全県に業務エリア拡大へ 徳島市勤労者福祉サービスセンター 2010/3/9 10:37
徳島市と隣接市町の中小企業の福利厚生事業を請け負う市勤労者福祉サービスセンターが、2011年度から県内全域へのエリア拡大を検討している。多様なサービスが好評で、09年度は会員・企業数とも大幅に増加。不況で賃金引き下げなど労働環境の悪化が叫ばれる中、比較的安価なセンターの福利厚生事業に十分需要があると判断した。
センターは厚生労働省の補助事業として、02年に徳島市と県勤労者福祉ネットワークが設立。従業員1人当たり月千円の会費で慶弔一時金や健康診断、宿泊施設の補助、クーポン券などのサービスが受けられる。
国と市から年間1千万円ずつ補助金が交付されているが、06年に国は11年度からの廃止を決定。補助金廃止後の運営基盤確立へ、センターは08年3月に県や市、経済団体などによる事業検討委員会を発足させ、自立の方法を探ってきた。
検討委が重視したのはサービスの充実。
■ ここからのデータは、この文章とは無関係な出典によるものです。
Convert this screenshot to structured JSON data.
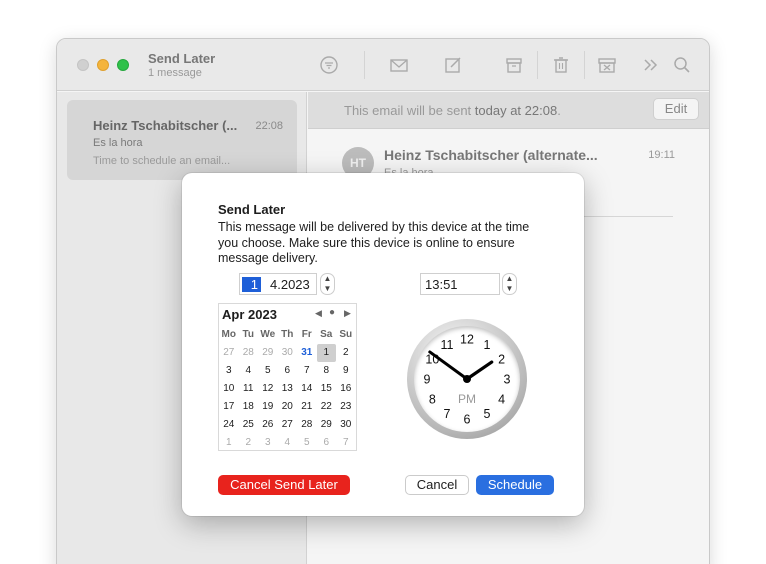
{
  "window": {
    "title": "Send Later",
    "subtitle": "1 message",
    "toolbar_icons": [
      "filter-icon",
      "envelope-icon",
      "compose-icon",
      "archive-icon",
      "trash-icon",
      "junk-icon",
      "more-chevron-icon",
      "search-icon"
    ]
  },
  "message_list": {
    "items": [
      {
        "from": "Heinz Tschabitscher (...",
        "time": "22:08",
        "subject": "Es la hora",
        "preview": "Time to schedule an email..."
      }
    ]
  },
  "banner": {
    "prefix": "This email will be sent ",
    "when": "today at 22:08",
    "suffix": ".",
    "edit_label": "Edit"
  },
  "message": {
    "avatar": "HT",
    "from": "Heinz Tschabitscher (alternate...",
    "time": "19:11",
    "subject": "Es la hora"
  },
  "dialog": {
    "title": "Send Later",
    "body": "This message will be delivered by this device at the time you choose. Make sure this device is online to ensure message delivery.",
    "date_day": "1",
    "date_rest": "4.2023",
    "time": "13:51",
    "calendar": {
      "month_label": "Apr 2023",
      "weekdays": [
        "Mo",
        "Tu",
        "We",
        "Th",
        "Fr",
        "Sa",
        "Su"
      ],
      "weeks": [
        [
          "27",
          "28",
          "29",
          "30",
          "31",
          "1",
          "2"
        ],
        [
          "3",
          "4",
          "5",
          "6",
          "7",
          "8",
          "9"
        ],
        [
          "10",
          "11",
          "12",
          "13",
          "14",
          "15",
          "16"
        ],
        [
          "17",
          "18",
          "19",
          "20",
          "21",
          "22",
          "23"
        ],
        [
          "24",
          "25",
          "26",
          "27",
          "28",
          "29",
          "30"
        ],
        [
          "1",
          "2",
          "3",
          "4",
          "5",
          "6",
          "7"
        ]
      ],
      "selected_day": "1"
    },
    "clock": {
      "hour": 13,
      "minute": 51,
      "meridiem": "PM",
      "numbers": [
        "12",
        "1",
        "2",
        "3",
        "4",
        "5",
        "6",
        "7",
        "8",
        "9",
        "10",
        "11"
      ]
    },
    "cancel_send_later_label": "Cancel Send Later",
    "cancel_label": "Cancel",
    "schedule_label": "Schedule"
  },
  "colors": {
    "accent": "#2a6fe0",
    "destructive": "#e8231d",
    "selected_date": "#1e5fd8"
  }
}
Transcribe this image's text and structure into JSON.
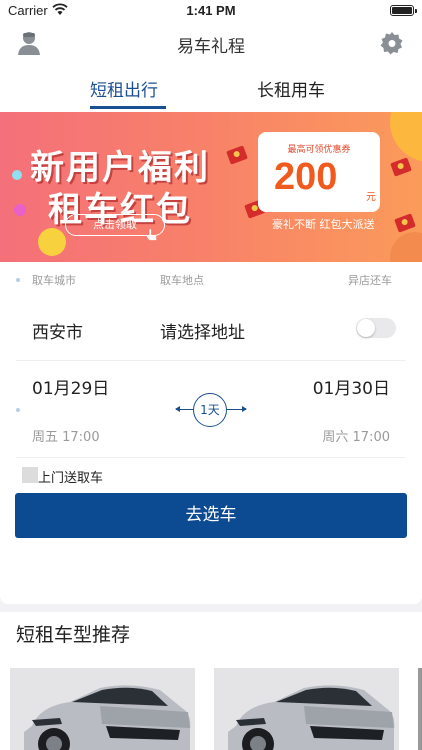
{
  "status": {
    "carrier": "Carrier",
    "time": "1:41 PM"
  },
  "nav": {
    "title": "易车礼程"
  },
  "tabs": [
    {
      "label": "短租出行",
      "active": true
    },
    {
      "label": "长租用车",
      "active": false
    }
  ],
  "banner": {
    "headline1": "新用户福利",
    "headline2": "租车红包",
    "claim_label": "点击领取",
    "coupon_label": "最高可领优惠券",
    "coupon_amount": "200",
    "coupon_unit": "元",
    "slogan": "豪礼不断  红包大派送"
  },
  "booking": {
    "labels": {
      "city": "取车城市",
      "place": "取车地点",
      "return": "异店还车"
    },
    "city": "西安市",
    "address_placeholder": "请选择地址",
    "return_elsewhere": false,
    "pickup": {
      "date": "01月29日",
      "weekday_time": "周五 17:00"
    },
    "dropoff": {
      "date": "01月30日",
      "weekday_time": "周六 17:00"
    },
    "duration": "1天",
    "door_delivery_label": "上门送取车",
    "door_delivery_checked": false,
    "submit_label": "去选车"
  },
  "recommend": {
    "title": "短租车型推荐"
  },
  "colors": {
    "accent": "#1b4f93",
    "button": "#0c4a92"
  }
}
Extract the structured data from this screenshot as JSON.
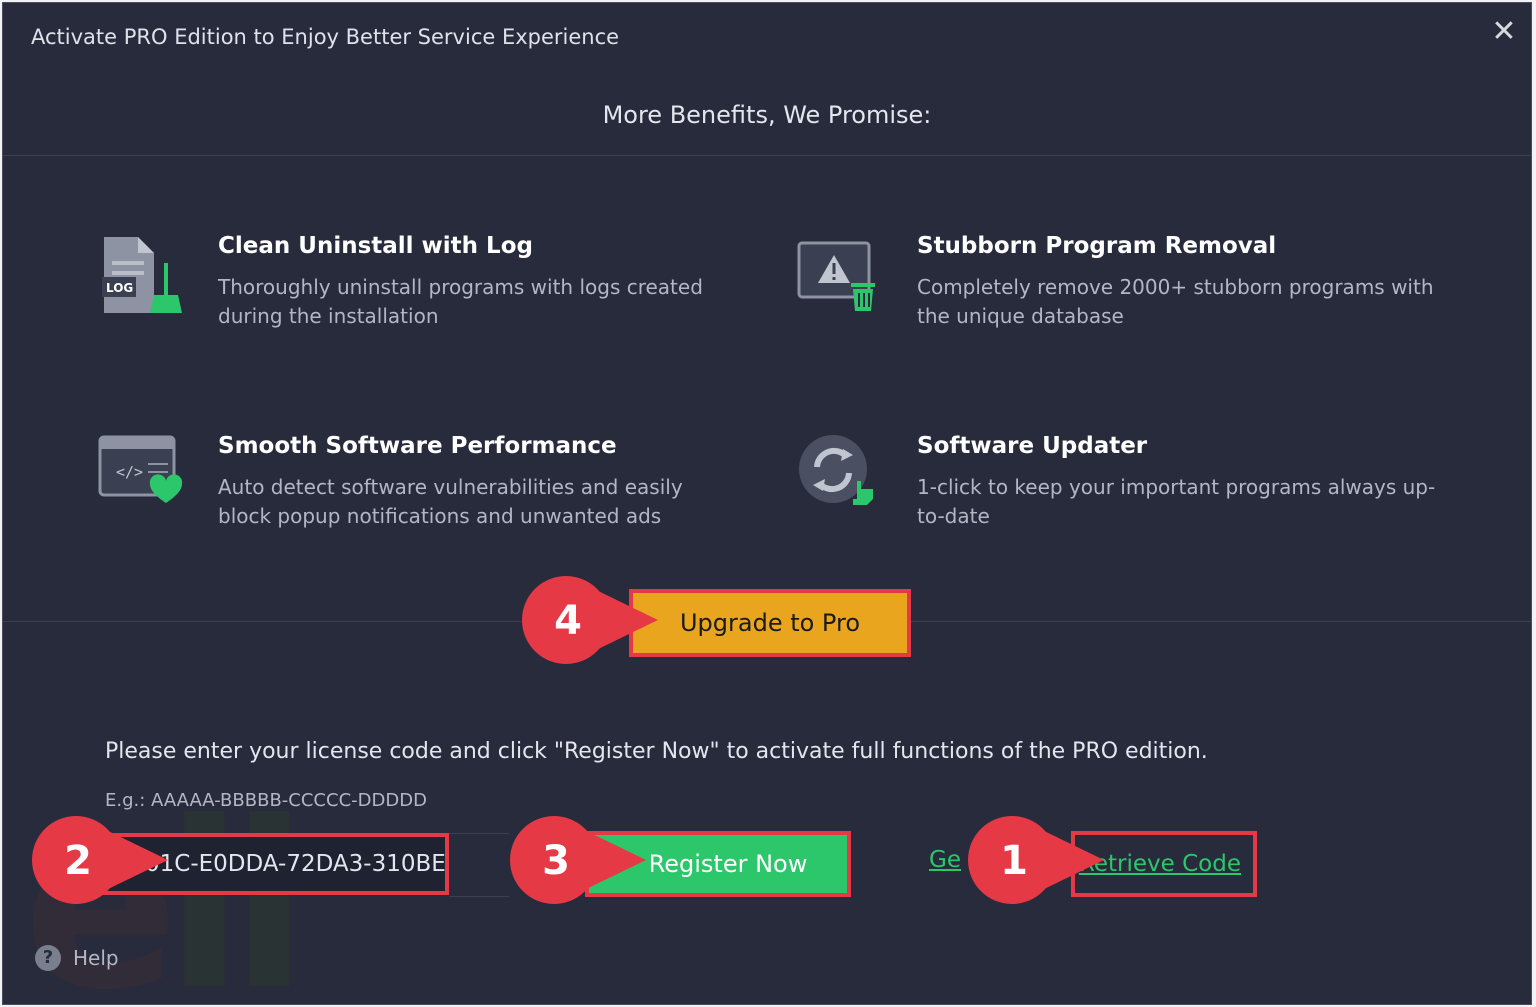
{
  "window": {
    "title": "Activate PRO Edition to Enjoy Better Service Experience"
  },
  "header": {
    "text": "More Benefits, We Promise:"
  },
  "features": [
    {
      "title": "Clean Uninstall with Log",
      "description": "Thoroughly uninstall programs with logs created during the installation",
      "icon": "log-broom-icon",
      "icon_label": "LOG"
    },
    {
      "title": "Stubborn Program Removal",
      "description": "Completely remove 2000+ stubborn programs with the unique database",
      "icon": "warning-trash-icon"
    },
    {
      "title": "Smooth Software Performance",
      "description": "Auto detect software vulnerabilities and easily block popup notifications and unwanted ads",
      "icon": "code-window-heart-icon",
      "icon_label": "</>"
    },
    {
      "title": "Software Updater",
      "description": "1-click to keep your important programs always up-to-date",
      "icon": "refresh-hand-icon"
    }
  ],
  "upgrade_button": {
    "label": "Upgrade to Pro"
  },
  "license": {
    "instruction": "Please enter your license code and click \"Register Now\" to activate full functions of the PRO edition.",
    "example": "E.g.: AAAAA-BBBBB-CCCCC-DDDDD",
    "value": "01C-E0DDA-72DA3-310BE"
  },
  "register_button": {
    "label": "Register Now"
  },
  "get_link": {
    "label": "Ge"
  },
  "retrieve_link": {
    "label": "Retrieve Code"
  },
  "help": {
    "label": "Help",
    "icon": "question-icon"
  },
  "close": {
    "icon": "close-icon",
    "glyph": "✕"
  },
  "callouts": [
    {
      "number": "1",
      "target": "retrieve-code"
    },
    {
      "number": "2",
      "target": "license-input"
    },
    {
      "number": "3",
      "target": "register-now"
    },
    {
      "number": "4",
      "target": "upgrade-to-pro"
    }
  ],
  "watermark": {
    "text": "ecll"
  },
  "colors": {
    "background": "#272b3c",
    "accent_green": "#2dc76b",
    "upgrade_orange": "#e9a51d",
    "callout_red": "#e63946"
  }
}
09年4月から京阪神への日帰り千円バスツアーといった格安プラン、映画館や高速バスの割引に使えるクーポンを特典ごとの券から共通券に変更するなど利便性の向上を図った。
その結果、会員数は08年度末で617社、3101人だったが、2月16日現在で642社、4156人と、過去5年間で最高の伸びとなった。
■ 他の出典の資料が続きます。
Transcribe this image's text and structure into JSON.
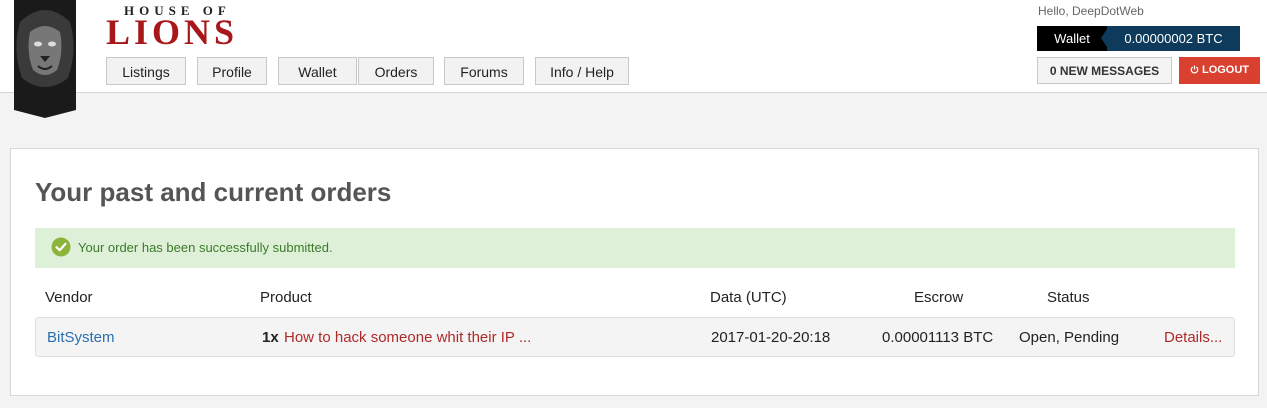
{
  "brand": {
    "top_text": "HOUSE OF",
    "main_text": "LIONS"
  },
  "nav": {
    "items": [
      {
        "label": "Listings"
      },
      {
        "label": "Profile"
      },
      {
        "label": "Wallet"
      },
      {
        "label": "Orders"
      },
      {
        "label": "Forums"
      },
      {
        "label": "Info / Help"
      }
    ]
  },
  "account": {
    "greeting": "Hello, DeepDotWeb",
    "wallet_label": "Wallet",
    "wallet_balance": "0.00000002 BTC",
    "messages_label": "0 NEW MESSAGES",
    "logout_label": "LOGOUT"
  },
  "colors": {
    "brand_red": "#a8171a",
    "wallet_blue": "#0e3a5c",
    "logout_red": "#d9402f",
    "success_bg": "#dff0d8",
    "success_icon": "#8cb33a"
  },
  "main": {
    "title": "Your past and current orders",
    "alert_text": "Your order has been successfully submitted.",
    "columns": {
      "vendor": "Vendor",
      "product": "Product",
      "date": "Data (UTC)",
      "escrow": "Escrow",
      "status": "Status"
    },
    "orders": [
      {
        "vendor": "BitSystem",
        "quantity": "1x",
        "product": "How to hack someone whit their IP ...",
        "date": "2017-01-20-20:18",
        "escrow": "0.00001113 BTC",
        "status": "Open, Pending",
        "details": "Details..."
      }
    ]
  }
}
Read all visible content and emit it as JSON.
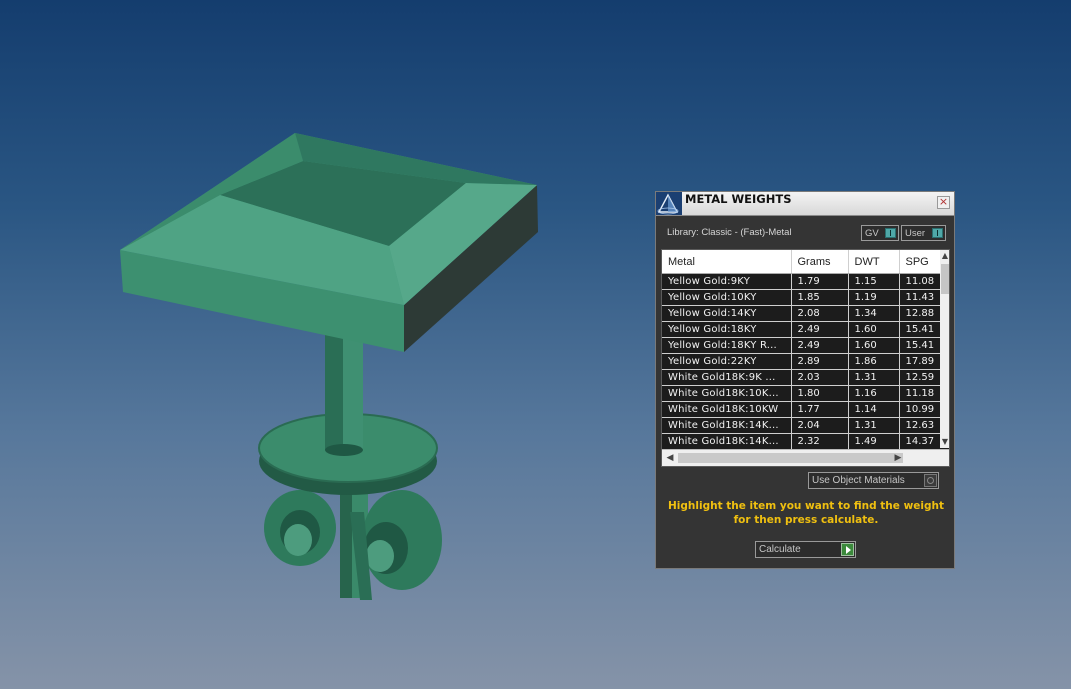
{
  "panel": {
    "title": "METAL WEIGHTS",
    "close_glyph": "×",
    "library_label": "Library: Classic - (Fast)-Metal",
    "toggles": {
      "gv_label": "GV",
      "user_label": "User"
    },
    "icons": {
      "logo": "pyramid-logo-icon",
      "close": "close-icon",
      "toggle_knob": "toggle-knob-icon",
      "radio": "radio-icon",
      "go": "play-arrow-icon"
    }
  },
  "table": {
    "headers": {
      "metal": "Metal",
      "grams": "Grams",
      "dwt": "DWT",
      "spg": "SPG"
    },
    "rows": [
      {
        "metal": "Yellow Gold:9KY",
        "grams": "1.79",
        "dwt": "1.15",
        "spg": "11.08"
      },
      {
        "metal": "Yellow Gold:10KY",
        "grams": "1.85",
        "dwt": "1.19",
        "spg": "11.43"
      },
      {
        "metal": "Yellow Gold:14KY",
        "grams": "2.08",
        "dwt": "1.34",
        "spg": "12.88"
      },
      {
        "metal": "Yellow Gold:18KY",
        "grams": "2.49",
        "dwt": "1.60",
        "spg": "15.41"
      },
      {
        "metal": "Yellow Gold:18KY R...",
        "grams": "2.49",
        "dwt": "1.60",
        "spg": "15.41"
      },
      {
        "metal": "Yellow Gold:22KY",
        "grams": "2.89",
        "dwt": "1.86",
        "spg": "17.89"
      },
      {
        "metal": "White Gold18K:9K ...",
        "grams": "2.03",
        "dwt": "1.31",
        "spg": "12.59"
      },
      {
        "metal": "White Gold18K:10K...",
        "grams": "1.80",
        "dwt": "1.16",
        "spg": "11.18"
      },
      {
        "metal": "White Gold18K:10KW",
        "grams": "1.77",
        "dwt": "1.14",
        "spg": "10.99"
      },
      {
        "metal": "White Gold18K:14K...",
        "grams": "2.04",
        "dwt": "1.31",
        "spg": "12.63"
      },
      {
        "metal": "White Gold18K:14K...",
        "grams": "2.32",
        "dwt": "1.49",
        "spg": "14.37"
      }
    ]
  },
  "use_object_materials_label": "Use Object Materials",
  "instruction": "Highlight the item you want to find the weight for then press calculate.",
  "calculate_label": "Calculate",
  "colors": {
    "accent_text": "#f0c010",
    "panel_bg": "#343434",
    "model_green": "#3a8a6a"
  }
}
42人の社員を抱える千松自動車教習所(徳島市北佐古二番町)は、独自に健康診断や慰安旅行などを行っていたが、同程度の経費負担で多くのサービスが受けられるため昨年4月に加入した。阿部榮次専務は「厳しい時代を乗り越えるために、社員と共に頑張ろうという姿勢を示した。社員も仕事への意欲が増しているようだ」と言う。
検討委は昨年11月、20人以上の社員がいる県内の1625社に職場環境に関するアンケート調査を実施。403社から回答があり、福利厚生の充実が社員の意欲向上に効果があると答えたのは75・2%に上った。
検討委座長で、センターの事業拡大を提案した石川両一龍谷大学経済学部教授は「格差社会の深刻化や社会不安の増大で、安定雇用と福利厚生が労働意欲の向上に果たす効果が見直されつつある」と分析する。
広域化に備え、センターでは今後、自治体や事業所にも協力を求めて郡部でのサービス充実や提携店の開拓を開始。従業員300人以上の規模の企業にも加入を促す方針だ。